Stretching for more than a hundred miles across the Caprivi Strip between the Okavango and Kwando Rivers, the park also sits astride the great migration route between remote eastern Angola and the Okavango wetlands of northern Botswana.
While the migration is in full swing, the park serves as “home away from home” for more than 140,000 elephants, hundreds of thousands of antelope and creatures like the cape buffalo, wildebeest, African wild dogs and red lechwe that are rare or totally absent in other parts of Namibia.
African Profile Safaris offers customized fly-in safaris to Bwabwata including a choice of overnight accommodation in wilderness lodges primarily located on the banks of the two great rivers at either end of the park.

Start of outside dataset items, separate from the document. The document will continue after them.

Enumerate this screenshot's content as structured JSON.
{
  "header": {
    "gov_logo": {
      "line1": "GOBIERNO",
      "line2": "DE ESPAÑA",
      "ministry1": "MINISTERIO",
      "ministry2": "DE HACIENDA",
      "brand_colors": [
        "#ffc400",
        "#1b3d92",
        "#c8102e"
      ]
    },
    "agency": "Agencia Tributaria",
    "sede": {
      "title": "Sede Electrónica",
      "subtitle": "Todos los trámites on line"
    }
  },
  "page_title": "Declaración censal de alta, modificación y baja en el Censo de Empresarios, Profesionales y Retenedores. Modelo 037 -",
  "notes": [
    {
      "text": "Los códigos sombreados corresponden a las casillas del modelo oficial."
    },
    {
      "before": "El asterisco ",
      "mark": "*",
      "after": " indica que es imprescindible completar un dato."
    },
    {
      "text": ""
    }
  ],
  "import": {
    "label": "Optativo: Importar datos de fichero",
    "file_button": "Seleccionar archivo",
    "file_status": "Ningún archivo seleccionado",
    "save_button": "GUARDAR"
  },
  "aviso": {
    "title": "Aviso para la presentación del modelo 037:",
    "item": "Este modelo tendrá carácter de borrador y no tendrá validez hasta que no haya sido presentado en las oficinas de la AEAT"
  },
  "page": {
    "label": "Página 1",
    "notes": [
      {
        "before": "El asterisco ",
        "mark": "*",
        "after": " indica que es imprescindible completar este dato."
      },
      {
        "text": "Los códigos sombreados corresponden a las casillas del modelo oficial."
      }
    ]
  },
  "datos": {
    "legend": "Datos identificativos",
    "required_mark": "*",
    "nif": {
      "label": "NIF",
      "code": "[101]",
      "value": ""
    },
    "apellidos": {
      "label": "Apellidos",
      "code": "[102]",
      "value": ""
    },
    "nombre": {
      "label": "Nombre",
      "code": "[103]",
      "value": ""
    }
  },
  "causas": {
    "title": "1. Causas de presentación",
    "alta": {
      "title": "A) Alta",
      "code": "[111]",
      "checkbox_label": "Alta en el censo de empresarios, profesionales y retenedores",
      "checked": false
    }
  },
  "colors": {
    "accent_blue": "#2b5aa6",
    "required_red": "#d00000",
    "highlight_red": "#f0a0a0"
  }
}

One of the best is Nambwa Luxury Tented Lodge, which sprawls across a forested “island” in the middle of grasslands beside the Kwando River.
Perched on stilts above the forest floor, the luxury tents offer plenty of creature comforts (king bed, brandy snifter, bathtub big enough for two) but the real treat is the view across the bush from the wrap-around balcony and the parade of wildlife outside. Like the kudu drinking from a nearby waterhole or the hippo grazing beneath my tent that night.
After an afternoon game drive along the western bank of the Kwando River comes a sunset cruise through the warren of waterways beside the lodge. It’s a relaxing way to end the day and discover how the Caprivi is basically a northern extension of the greater Okavango ecosystem. Similar landscapes, similar climate, similar wildlife, similar end-of-the-earth vibe.
Unlike safari camps in many other parts of Africa, those in the Caprivi are mostly unfenced. “It’s a low-impact design that fits into the environment,” says Nambwa manager Linda Smit. “But it also means you have to be extra careful walking around the camp at night. Because you never know what you might run into in the dark — like the female leopard who likes to hang out around our swimming pool.”